Para
historiadora, a censura foi aceita pelos grandes jornais no pós-64, que
mantinham policiais nas redações para que tudo ficasse sob controle
Por
Anna Beatriz Anjos
Na semana em que o golpe
de 1964 completou seus 50 anos, a historiadora e diretora-geral do Arquivo
Geral da Cidade do Rio de Janeiro, Beatriz Kushnir, alerta: não houve drásticas
mudanças quando o assunto é mídia tradicional.
“Como os jornalistas que
estavam nas redações nos anos 60 continuam trabalhando, há uma tendência de se
autoconstruir uma história para si diferente dos fatos que aconteceram. Ou
seja, os grandes jornais continuam fazendo a mesma coisa que faziam
durante a ditadura: contar uma verdade a seu favor que não estava em sincronia
com o que aconteceu naquele momento”, explica.
Kushnir é especialista na
questão. Em 2001, obteve o título de doutora em História pela Universidade
Estadual de Campinas (Unicamp) com a tese Cães de guarda: jornalistas e
censores, do AI-5 à Constituição de 1988.
No trabalho, ela destrincha a relação entre censores do regime militar e
jornalistas nas redações dos principais jornais do país, em especial, nos do
grupo Folha da Manhã. Em
2004, a tese foi lançada como livro (Editora Boitempo).
Para a pesquisadora, a
presença de policiais a serviço da ditadura no ambiente de trabalho dos
chamados “jornalões” configura mais do que autocensura. “Era uma colaboração.

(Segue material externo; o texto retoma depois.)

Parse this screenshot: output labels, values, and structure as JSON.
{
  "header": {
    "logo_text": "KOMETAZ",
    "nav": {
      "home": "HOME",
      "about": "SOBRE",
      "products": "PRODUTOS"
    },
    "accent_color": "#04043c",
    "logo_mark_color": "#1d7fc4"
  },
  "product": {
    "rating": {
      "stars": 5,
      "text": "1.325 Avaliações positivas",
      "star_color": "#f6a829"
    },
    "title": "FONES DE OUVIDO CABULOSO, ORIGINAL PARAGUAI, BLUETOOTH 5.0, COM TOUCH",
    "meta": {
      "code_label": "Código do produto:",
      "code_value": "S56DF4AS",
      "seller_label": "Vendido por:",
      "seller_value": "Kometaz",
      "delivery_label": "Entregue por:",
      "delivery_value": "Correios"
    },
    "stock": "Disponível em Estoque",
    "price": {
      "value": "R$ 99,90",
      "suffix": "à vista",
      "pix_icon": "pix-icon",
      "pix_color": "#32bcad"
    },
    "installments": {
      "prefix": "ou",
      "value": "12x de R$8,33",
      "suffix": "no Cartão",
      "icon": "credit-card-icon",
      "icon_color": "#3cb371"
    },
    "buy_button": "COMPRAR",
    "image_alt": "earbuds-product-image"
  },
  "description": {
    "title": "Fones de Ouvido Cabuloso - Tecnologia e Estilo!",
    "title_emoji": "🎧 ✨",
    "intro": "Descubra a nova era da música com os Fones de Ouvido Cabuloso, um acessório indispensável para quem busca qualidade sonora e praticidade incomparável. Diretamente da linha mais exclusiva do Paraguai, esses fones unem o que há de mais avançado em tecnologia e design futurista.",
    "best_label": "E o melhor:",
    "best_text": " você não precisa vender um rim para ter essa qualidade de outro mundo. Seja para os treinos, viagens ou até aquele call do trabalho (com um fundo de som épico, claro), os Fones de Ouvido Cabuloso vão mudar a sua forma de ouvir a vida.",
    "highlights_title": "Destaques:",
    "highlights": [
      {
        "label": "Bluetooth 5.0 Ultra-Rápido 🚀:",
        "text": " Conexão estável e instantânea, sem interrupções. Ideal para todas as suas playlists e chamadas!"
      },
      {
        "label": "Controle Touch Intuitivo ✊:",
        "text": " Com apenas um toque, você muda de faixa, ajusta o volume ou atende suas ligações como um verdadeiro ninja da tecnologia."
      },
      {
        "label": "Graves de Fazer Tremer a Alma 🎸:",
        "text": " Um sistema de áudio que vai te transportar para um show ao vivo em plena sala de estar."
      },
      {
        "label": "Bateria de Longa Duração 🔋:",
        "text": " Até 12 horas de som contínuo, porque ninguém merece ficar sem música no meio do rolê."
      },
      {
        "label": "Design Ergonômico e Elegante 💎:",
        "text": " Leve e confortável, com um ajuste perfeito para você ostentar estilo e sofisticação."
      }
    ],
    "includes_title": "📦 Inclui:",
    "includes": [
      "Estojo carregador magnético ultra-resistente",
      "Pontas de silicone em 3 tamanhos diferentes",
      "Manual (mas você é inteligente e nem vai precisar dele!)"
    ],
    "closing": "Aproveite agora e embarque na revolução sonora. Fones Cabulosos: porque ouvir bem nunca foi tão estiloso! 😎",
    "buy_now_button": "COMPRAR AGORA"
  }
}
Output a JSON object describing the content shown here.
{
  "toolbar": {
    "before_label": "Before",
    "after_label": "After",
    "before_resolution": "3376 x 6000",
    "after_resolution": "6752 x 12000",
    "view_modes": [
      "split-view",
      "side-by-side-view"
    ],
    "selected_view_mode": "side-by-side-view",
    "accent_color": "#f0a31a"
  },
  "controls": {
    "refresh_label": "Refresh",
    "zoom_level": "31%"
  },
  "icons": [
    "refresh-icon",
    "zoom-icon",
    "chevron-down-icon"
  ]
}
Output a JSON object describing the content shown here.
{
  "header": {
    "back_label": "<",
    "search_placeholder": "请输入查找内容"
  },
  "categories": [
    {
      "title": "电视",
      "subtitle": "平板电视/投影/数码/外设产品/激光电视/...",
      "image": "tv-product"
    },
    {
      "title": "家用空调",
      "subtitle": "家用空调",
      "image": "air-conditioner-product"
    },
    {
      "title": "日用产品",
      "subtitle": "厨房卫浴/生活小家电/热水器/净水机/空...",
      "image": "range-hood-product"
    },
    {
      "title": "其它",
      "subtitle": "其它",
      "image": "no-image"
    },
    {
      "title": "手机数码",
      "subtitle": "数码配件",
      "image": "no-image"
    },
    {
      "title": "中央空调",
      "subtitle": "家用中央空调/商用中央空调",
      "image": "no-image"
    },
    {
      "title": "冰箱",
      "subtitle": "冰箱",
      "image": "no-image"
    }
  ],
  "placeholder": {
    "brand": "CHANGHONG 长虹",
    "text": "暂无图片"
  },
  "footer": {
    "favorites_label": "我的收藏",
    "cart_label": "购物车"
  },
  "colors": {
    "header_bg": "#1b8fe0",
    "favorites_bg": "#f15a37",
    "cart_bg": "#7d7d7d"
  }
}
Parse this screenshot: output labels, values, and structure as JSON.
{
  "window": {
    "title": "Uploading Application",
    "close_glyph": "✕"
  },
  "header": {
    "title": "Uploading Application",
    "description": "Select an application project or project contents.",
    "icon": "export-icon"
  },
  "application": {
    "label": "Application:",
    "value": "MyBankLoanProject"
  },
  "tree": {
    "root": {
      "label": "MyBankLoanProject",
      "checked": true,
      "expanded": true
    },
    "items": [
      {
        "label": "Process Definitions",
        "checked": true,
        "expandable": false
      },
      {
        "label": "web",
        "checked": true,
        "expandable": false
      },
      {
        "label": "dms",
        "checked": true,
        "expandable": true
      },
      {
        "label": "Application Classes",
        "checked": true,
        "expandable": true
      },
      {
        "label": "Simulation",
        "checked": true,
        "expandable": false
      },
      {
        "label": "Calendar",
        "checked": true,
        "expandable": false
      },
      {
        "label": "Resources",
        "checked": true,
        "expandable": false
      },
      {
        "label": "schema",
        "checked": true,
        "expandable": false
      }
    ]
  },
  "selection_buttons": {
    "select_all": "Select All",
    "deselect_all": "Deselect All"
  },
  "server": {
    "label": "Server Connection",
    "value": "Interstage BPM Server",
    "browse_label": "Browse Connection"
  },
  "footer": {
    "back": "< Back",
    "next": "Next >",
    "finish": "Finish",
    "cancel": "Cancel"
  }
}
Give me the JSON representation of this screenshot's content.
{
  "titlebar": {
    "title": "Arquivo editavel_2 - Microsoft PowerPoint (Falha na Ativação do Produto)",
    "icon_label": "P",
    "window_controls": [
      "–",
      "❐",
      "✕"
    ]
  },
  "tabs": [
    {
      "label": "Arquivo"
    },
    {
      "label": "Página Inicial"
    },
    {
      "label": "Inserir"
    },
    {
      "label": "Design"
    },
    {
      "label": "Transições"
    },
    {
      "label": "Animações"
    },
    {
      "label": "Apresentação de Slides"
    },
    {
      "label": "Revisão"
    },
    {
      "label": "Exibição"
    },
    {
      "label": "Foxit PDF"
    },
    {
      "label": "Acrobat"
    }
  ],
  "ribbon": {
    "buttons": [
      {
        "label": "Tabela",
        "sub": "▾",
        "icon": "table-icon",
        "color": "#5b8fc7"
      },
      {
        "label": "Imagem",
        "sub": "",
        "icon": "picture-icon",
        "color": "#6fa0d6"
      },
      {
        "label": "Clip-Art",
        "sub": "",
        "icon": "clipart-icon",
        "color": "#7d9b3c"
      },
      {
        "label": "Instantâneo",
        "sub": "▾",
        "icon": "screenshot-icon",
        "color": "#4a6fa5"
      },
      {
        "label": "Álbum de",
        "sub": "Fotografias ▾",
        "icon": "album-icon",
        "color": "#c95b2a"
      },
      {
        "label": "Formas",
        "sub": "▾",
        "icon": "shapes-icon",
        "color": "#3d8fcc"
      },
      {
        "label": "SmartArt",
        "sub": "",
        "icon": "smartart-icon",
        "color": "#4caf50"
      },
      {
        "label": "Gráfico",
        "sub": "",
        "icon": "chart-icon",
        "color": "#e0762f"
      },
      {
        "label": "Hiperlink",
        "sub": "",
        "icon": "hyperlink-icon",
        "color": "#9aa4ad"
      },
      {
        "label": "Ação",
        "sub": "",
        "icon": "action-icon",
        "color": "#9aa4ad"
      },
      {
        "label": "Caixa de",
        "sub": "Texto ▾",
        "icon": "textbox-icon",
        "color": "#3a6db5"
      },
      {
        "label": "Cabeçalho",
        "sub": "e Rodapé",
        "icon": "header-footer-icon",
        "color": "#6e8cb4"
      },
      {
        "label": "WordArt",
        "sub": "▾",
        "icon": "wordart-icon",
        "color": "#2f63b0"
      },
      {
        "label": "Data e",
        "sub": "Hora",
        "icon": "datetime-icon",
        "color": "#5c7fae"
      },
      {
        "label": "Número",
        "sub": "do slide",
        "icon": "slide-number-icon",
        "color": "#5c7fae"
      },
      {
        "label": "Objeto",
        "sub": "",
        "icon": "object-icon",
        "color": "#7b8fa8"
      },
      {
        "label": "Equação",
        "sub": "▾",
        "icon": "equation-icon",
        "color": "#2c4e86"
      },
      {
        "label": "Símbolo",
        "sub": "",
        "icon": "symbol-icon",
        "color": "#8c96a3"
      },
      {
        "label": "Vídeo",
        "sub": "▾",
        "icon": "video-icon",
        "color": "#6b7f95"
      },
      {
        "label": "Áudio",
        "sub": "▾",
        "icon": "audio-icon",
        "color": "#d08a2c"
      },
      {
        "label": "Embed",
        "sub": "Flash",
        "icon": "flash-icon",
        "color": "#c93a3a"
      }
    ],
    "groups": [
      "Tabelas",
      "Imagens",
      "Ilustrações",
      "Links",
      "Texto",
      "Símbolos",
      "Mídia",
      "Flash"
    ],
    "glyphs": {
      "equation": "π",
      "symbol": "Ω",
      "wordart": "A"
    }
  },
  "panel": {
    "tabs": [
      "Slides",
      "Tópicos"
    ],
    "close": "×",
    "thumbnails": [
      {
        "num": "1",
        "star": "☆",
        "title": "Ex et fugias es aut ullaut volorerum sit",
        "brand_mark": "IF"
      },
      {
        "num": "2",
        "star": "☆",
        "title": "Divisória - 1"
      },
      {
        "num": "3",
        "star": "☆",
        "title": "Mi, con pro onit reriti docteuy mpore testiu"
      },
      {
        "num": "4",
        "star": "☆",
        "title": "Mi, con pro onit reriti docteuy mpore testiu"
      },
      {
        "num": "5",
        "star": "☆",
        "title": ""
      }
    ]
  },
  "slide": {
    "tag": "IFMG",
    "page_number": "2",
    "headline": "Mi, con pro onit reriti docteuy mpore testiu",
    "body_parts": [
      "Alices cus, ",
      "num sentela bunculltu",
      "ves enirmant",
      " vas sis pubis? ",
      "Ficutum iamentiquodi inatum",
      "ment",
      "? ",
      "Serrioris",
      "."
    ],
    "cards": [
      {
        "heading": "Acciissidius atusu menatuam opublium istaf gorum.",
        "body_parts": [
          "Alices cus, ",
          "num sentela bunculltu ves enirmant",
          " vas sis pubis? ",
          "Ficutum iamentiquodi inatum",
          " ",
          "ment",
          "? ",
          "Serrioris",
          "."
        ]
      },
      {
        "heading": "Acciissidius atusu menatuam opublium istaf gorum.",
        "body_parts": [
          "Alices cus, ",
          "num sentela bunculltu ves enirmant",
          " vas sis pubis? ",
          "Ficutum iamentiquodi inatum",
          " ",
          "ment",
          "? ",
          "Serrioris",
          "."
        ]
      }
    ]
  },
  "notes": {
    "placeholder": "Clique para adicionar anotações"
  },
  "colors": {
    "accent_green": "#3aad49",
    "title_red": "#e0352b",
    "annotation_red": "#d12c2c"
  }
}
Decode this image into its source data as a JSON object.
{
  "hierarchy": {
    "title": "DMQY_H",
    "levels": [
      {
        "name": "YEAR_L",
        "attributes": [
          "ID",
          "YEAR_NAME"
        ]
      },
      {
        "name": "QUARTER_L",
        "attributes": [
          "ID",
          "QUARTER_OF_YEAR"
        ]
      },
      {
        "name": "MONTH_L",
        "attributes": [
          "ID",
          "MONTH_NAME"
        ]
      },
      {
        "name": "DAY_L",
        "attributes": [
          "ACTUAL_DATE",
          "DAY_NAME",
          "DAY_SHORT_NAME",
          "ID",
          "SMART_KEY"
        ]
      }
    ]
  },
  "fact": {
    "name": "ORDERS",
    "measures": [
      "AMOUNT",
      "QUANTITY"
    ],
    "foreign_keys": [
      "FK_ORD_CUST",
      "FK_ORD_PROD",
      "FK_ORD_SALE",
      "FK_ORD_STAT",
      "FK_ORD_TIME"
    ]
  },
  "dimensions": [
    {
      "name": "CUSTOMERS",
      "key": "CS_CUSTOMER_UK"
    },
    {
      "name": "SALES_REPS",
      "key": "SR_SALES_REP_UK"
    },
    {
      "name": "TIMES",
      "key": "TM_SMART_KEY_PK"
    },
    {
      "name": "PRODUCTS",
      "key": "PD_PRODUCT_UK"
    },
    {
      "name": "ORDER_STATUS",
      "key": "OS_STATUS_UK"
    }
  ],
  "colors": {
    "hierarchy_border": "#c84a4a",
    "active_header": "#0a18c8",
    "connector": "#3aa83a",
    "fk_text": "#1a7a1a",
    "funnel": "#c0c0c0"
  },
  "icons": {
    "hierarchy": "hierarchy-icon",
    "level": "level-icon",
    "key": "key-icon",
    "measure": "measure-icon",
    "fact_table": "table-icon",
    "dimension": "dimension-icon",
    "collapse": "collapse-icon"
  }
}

Era noticiado o que acontecia dentro do aparelho de Estado, dentro do aparelho
de tortura. O jornal era feito, de alguma maneira, para que o público
identificasse as ações de repressão não como tais, mas como assassinatos em
trocas de tiros, por fuga, e não assassinatos cometidos no porão da ditadura”,
analisa.
Fórum
– Em sua tese de doutorado, você analisa a relação entre os jornais do grupoFolha
da Manhã e os
militares, desde a instituição do AI-5 até a elaboração da Constituição de
1988. Quais são os principais pontos e particularidades dessa “parceria”?
Beatriz
Kushnir - Os focos de análise se
confluem em dois cenários e no diálogo que eles estabeleceram. Busquei arrolar,
por um lado, os jornalistas de formação e atuação que trocaram as redações pela
burocracia e fizeram parte, como técnicos de Censura, do DCDP [Divisão
de Censura de Diversões Públicas] –
órgão vinculado ao Departamento de Polícia Federal e subordinado ao Ministério
da Justiça. Por outro, os policiais de carreira que atuaram como jornalistas,
colaborando com o sistema repressivo e censor do pós-1964.
Para encontrar exemplos
dessa trajetória, redesenhou-se o percurso do jornal Folha da Tarde,
do Grupo Folha da Manhã, de 1967 a 1984. Analiso a trajetória do jornal Folha
da Tarde nos seus dois períodos: do retorno da circulação, em 1967,
até o AI-5, e quando se torna um instrumento de apoio e propaganda do Estado
autoritário. A reflexão, que intitulei “O jornal de maior tiragem: a trajetória
da Folha da Tarde. Dos jornalistas aos policiais”, foi dividida em
duas partes para contemplar esses diferentes instantes. Na seção sobre os
jornalistas, investigo a redação que lá se encontrava em 1967, vinculada à
cobertura dos movimentos políticos da época, da qual faziam parte militantes de
esquerda – de simpatizantes a engajados. No item sobre os policiais, o foco é a
mudança de contorno e de conteúdo dos que lá passaram a trabalhar.
Fórum
– Qual era a relação entre jornalistas e censores? As duas funções se
misturavam?
Kushnir
- É necessário mencionar que cheguei à
história da Folha da Tarde por
um acaso. Na realidade, buscava uma entrevista com o delegado Romeu Tuma – que,
ao ser convidado pelo presidente José Sarney [1985-90] para
assumir a direção do DPF, rompeu a tradição de militares ocuparem o cargo
máximo dessa instituição. Para tentar chegar ao delegado Tuma, contatei o seu
assessor de imprensa, em São Paulo, mas não conseguia agendar um encontro. Ao
entrevistar o jornalista Boris Casoy para compreender os reflexos da censura na
redação da Folha de S.Paulo,
mencionei a dificuldade de localizar o então senador da República Romeu Tuma.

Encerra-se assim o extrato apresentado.